Se viene riferita una circostanza poi rivelatasi non vera a seguito di accertamenti svolti dalla polizia giudiziaria, questa condotta può integrare la fattispecie di falsità ideologica commessa da privato in atto pubblico (art. 483 cp)?

In una recentissima sentenza del Tribunale di Milano, il Giudice dopo aver richiamato l’orientamento giurisprudenziale secondo cui «sono estranei all’ambito di applicazione dell’art. 483 c.p. le dichiarazioni che non riguardino “fatti” di cui può essere attestata la verità hic et nunc ma che si rivelino mere manifestazioni di volontà, intenzioni o propositi», osserva come tale conclusione appaia confermata nel caso esaminato:

– dal dato testuale, «giacché la nozione di “fatto” non può che essere riferita a qualcosa che già è accaduto ed è perciò, già in quel preciso istante, suscettibile di un accertamento, a differenza della intenzione, la cui corrispondenza con la realtà è verificabile solo ex post»;

– sotto il profilo teleologico, «giacché la norma è finalizzata ad incriminare la dichiarazione falsa del privato al p.u. in relazione alla sua attitudine probatoria, attitudine che evidentemente non può essere riferita ad un evento non ancora accaduto»;

– in un’ottica sistematica, «dalla stessa normativa in tema di autocertificazioni, all’interno della quale i “fatti” sono indicati, quale oggetto di possibile dichiarazione probante del privato, insieme agli stati e alle qualità personali, vale a dire a caratteristiche del soggetto già presenti al momento della dichiarazione».

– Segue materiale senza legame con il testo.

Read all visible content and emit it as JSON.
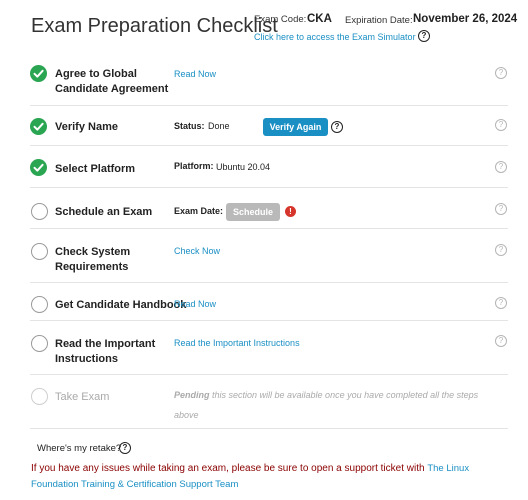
{
  "header": {
    "title": "Exam Preparation Checklist",
    "exam_code_label": "Exam Code:",
    "exam_code": "CKA",
    "expiration_label": "Expiration Date:",
    "expiration_date": "November 26, 2024",
    "simulator_link": "Click here to access the Exam Simulator"
  },
  "items": [
    {
      "label": "Agree to Global Candidate Agreement",
      "status": "complete",
      "link": "Read Now"
    },
    {
      "label": "Verify Name",
      "status": "complete",
      "field_label": "Status:",
      "field_value": "Done",
      "button": "Verify Again"
    },
    {
      "label": "Select Platform",
      "status": "complete",
      "field_label": "Platform:",
      "field_value": "Ubuntu 20.04"
    },
    {
      "label": "Schedule an Exam",
      "status": "incomplete",
      "field_label": "Exam Date:",
      "button": "Schedule"
    },
    {
      "label": "Check System Requirements",
      "status": "incomplete",
      "link": "Check Now"
    },
    {
      "label": "Get Candidate Handbook",
      "status": "incomplete",
      "link": "Read Now"
    },
    {
      "label": "Read the Important Instructions",
      "status": "incomplete",
      "link": "Read the Important Instructions"
    },
    {
      "label": "Take Exam",
      "status": "disabled",
      "pending_word": "Pending",
      "pending_text": " this section will be available once you have completed all the steps above"
    }
  ],
  "retake": {
    "label": "Where's my retake?"
  },
  "footer": {
    "message": "If you have any issues while taking an exam, please be sure to open a support ticket with ",
    "link": "The Linux Foundation Training & Certification Support Team"
  },
  "icons": {
    "check": "check-icon",
    "help": "help-icon",
    "info": "info-icon",
    "warning": "warning-icon"
  },
  "colors": {
    "accent": "#1a8fc4",
    "complete": "#2aa552",
    "warning": "#d5352b",
    "footer_text": "#8b0000"
  }
}
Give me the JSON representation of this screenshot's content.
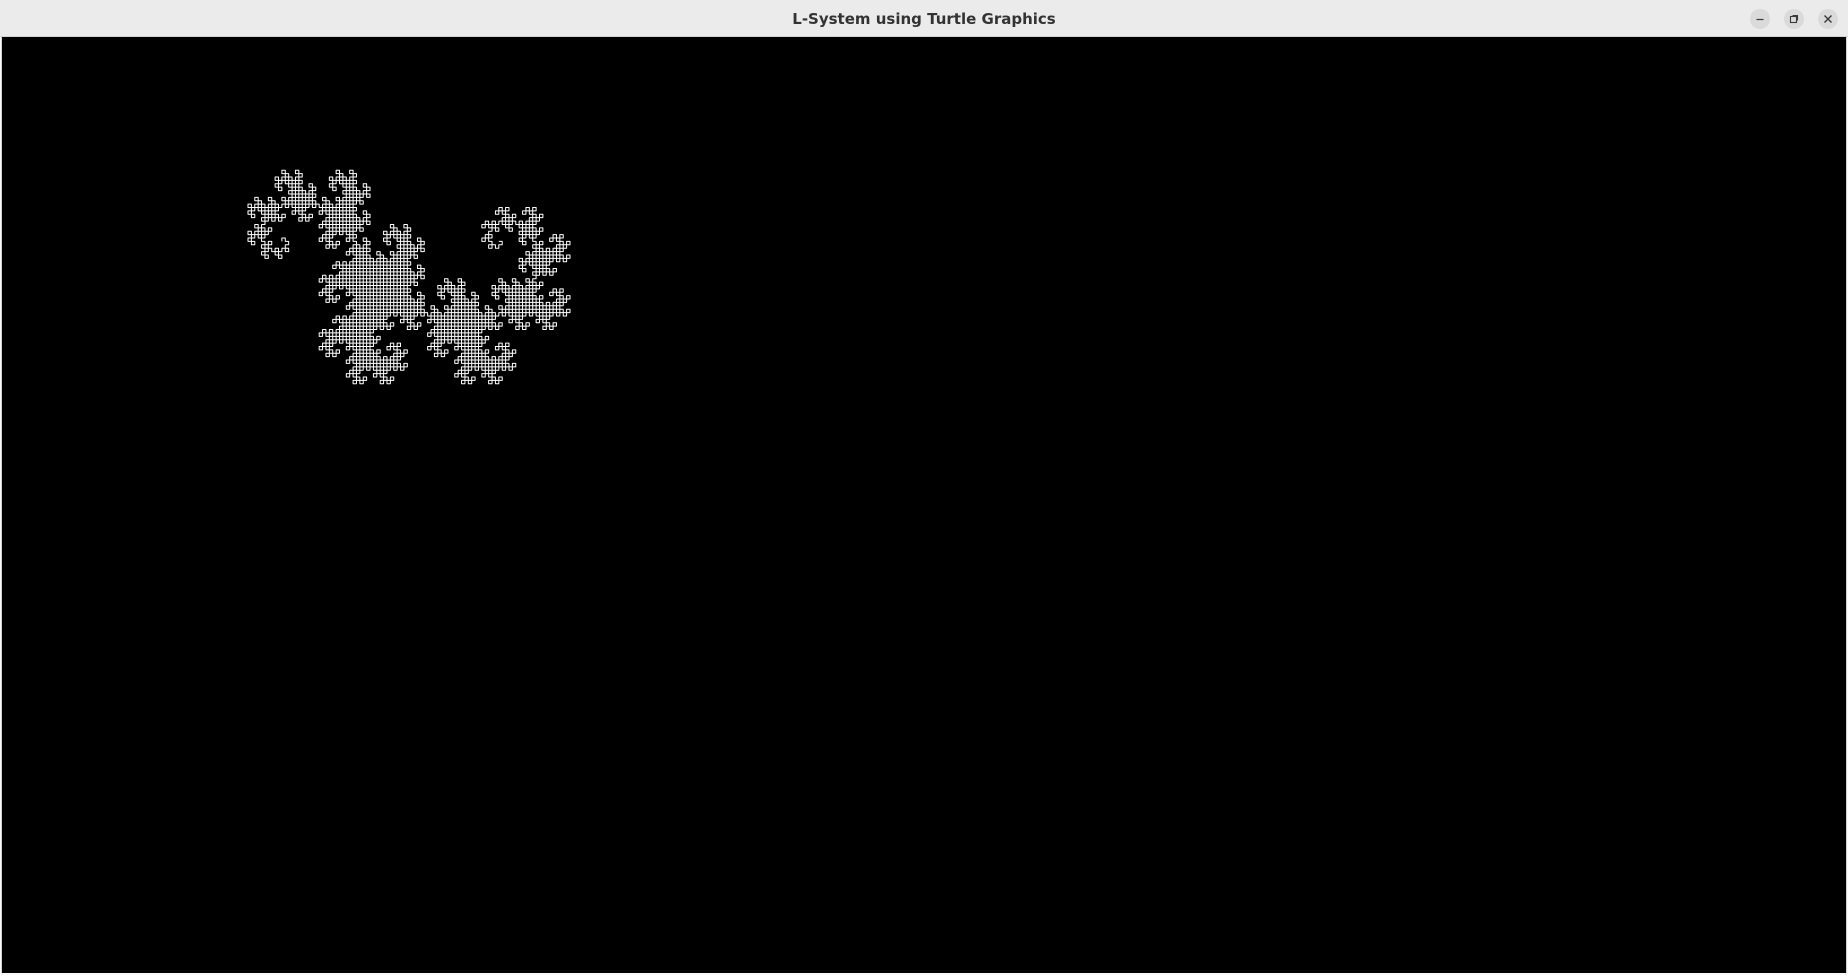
{
  "window": {
    "title": "L-System using Turtle Graphics",
    "controls": [
      "minimize-icon",
      "restore-icon",
      "close-icon"
    ]
  },
  "canvas": {
    "background": "#000000",
    "stroke_color": "#ffffff",
    "figure": "dragon-curve-fractal"
  }
}
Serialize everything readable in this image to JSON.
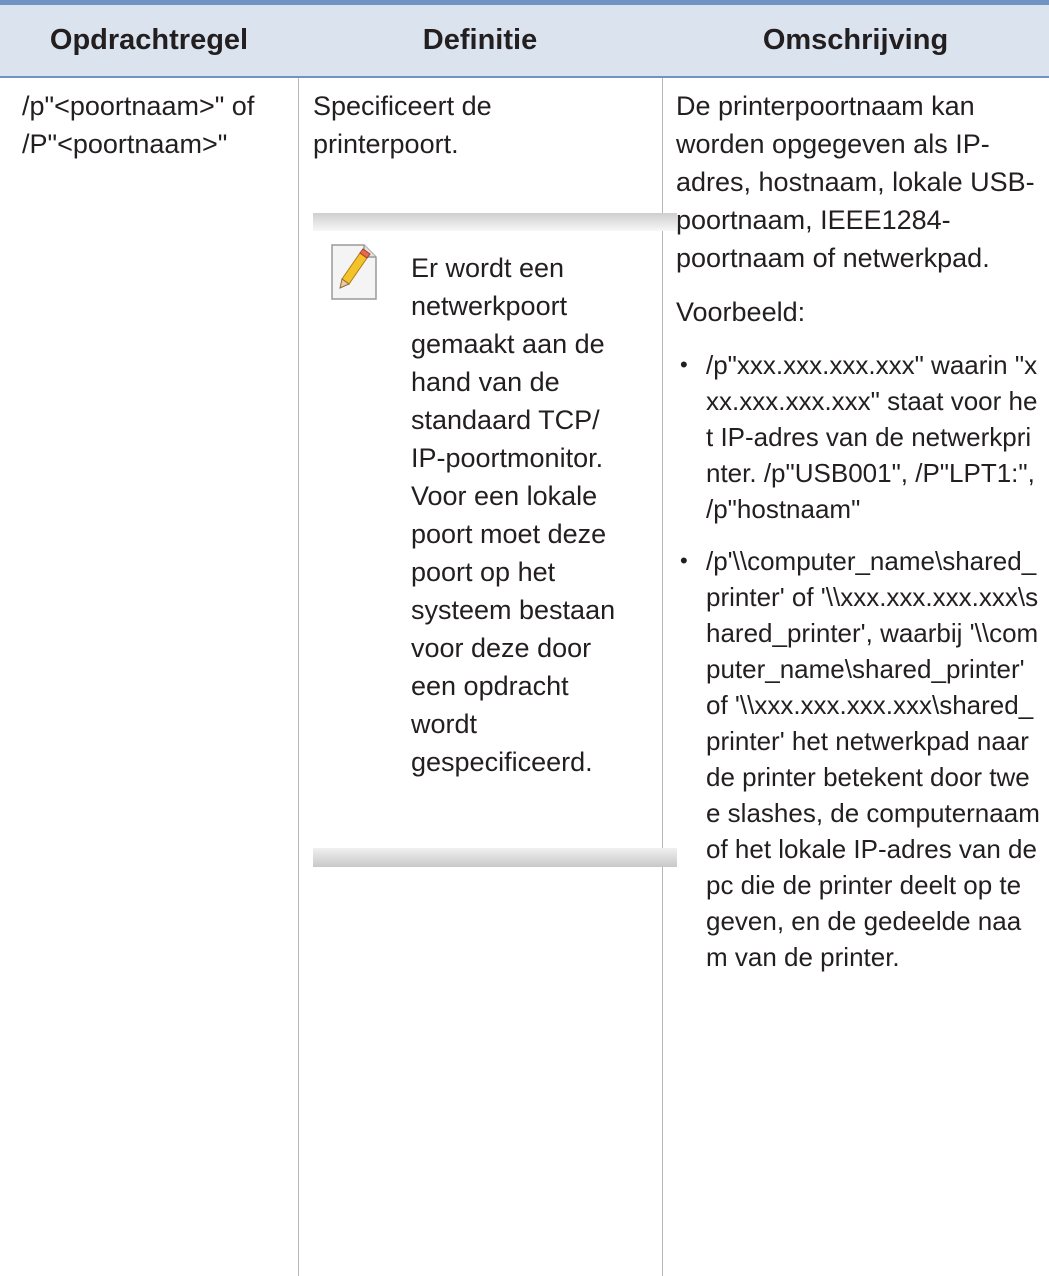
{
  "table": {
    "headers": {
      "command": "Opdrachtregel",
      "definition": "Definitie",
      "description": "Omschrijving"
    },
    "row": {
      "command_lines": [
        "/p\"<poortnaam>\" of",
        "/P\"<poortnaam>\""
      ],
      "definition_lines": [
        "Specificeert de",
        "printerpoort."
      ],
      "note": {
        "icon": "note-pencil-icon",
        "lines": [
          "Er wordt een",
          "netwerkpoort",
          "gemaakt aan de",
          "hand van de",
          "standaard TCP/",
          "IP-poortmonitor.",
          "Voor een lokale",
          "poort moet deze",
          "poort op het",
          "systeem bestaan",
          "voor deze door",
          "een opdracht",
          "wordt",
          "gespecificeerd."
        ]
      },
      "description": {
        "intro": "De printerpoortnaam kan worden opgegeven als IP-adres, hostnaam, lokale USB-poortnaam, IEEE1284-poortnaam of netwerkpad.",
        "example_label": "Voorbeeld:",
        "bullets": [
          "/p\"xxx.xxx.xxx.xxx\" waarin \"xxx.xxx.xxx.xxx\" staat voor het IP-adres van de netwerkprinter. /p\"USB001\", /P\"LPT1:\", /p\"hostnaam\"",
          "/p'\\\\computer_name\\shared_printer' of '\\\\xxx.xxx.xxx.xxx\\shared_printer', waarbij '\\\\computer_name\\shared_printer' of '\\\\xxx.xxx.xxx.xxx\\shared_printer' het netwerkpad naar de printer betekent door twee slashes, de computernaam of het lokale IP-adres van de pc die de printer deelt op te geven, en de gedeelde naam van de printer."
        ]
      }
    }
  },
  "colors": {
    "header_bg": "#dbe3ee",
    "rule": "#6f94c4",
    "text": "#231f20",
    "grid": "#b8b8b8"
  }
}
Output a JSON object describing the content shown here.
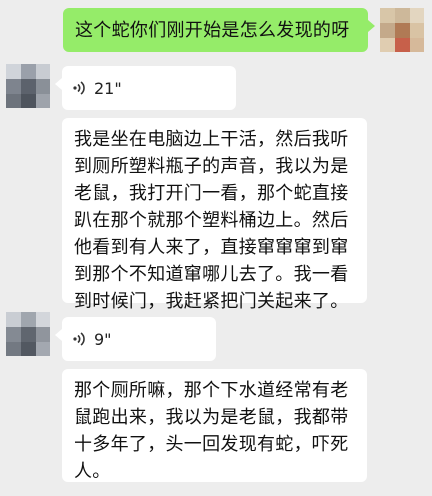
{
  "messages": [
    {
      "from": "me",
      "type": "text",
      "text": "这个蛇你们刚开始是怎么发现的呀"
    },
    {
      "from": "other",
      "type": "voice",
      "duration": "21\""
    },
    {
      "from": "other",
      "type": "text",
      "text": "我是坐在电脑边上干活，然后我听到厕所塑料瓶子的声音，我以为是老鼠，我打开门一看，那个蛇直接趴在那个就那个塑料桶边上。然后他看到有人来了，直接窜窜窜到窜到那个不知道窜哪儿去了。我一看到时候门，我赶紧把门关起来了。"
    },
    {
      "from": "other",
      "type": "voice",
      "duration": "9\""
    },
    {
      "from": "other",
      "type": "text",
      "text": "那个厕所嘛，那个下水道经常有老鼠跑出来，我以为是老鼠，我都带十多年了，头一回发现有蛇，吓死人。"
    }
  ],
  "colors": {
    "me_bubble": "#95ec69",
    "other_bubble": "#ffffff",
    "background": "#ededed"
  },
  "icons": {
    "voice": "voice-wave-icon"
  }
}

Nel testo del provvedimento si legge che «mentre l’affermazione nel modulo di autocertificazione da parte del privato di una situazione passata (si pensi alla dichiarazione di essersi recato in ospedale ovvero al supermercato) potrà integrare gli estremi del delitto de quo, la semplice attestazione della propria intenzione di recarsi in un determinato luogo o di svolgere una certa attività non può essere ricompresa nell’ambito applicativo della norma incriminatrice, non rientrando nel novero dei “fatti dei quali l’atto è destinato a provare la verità”».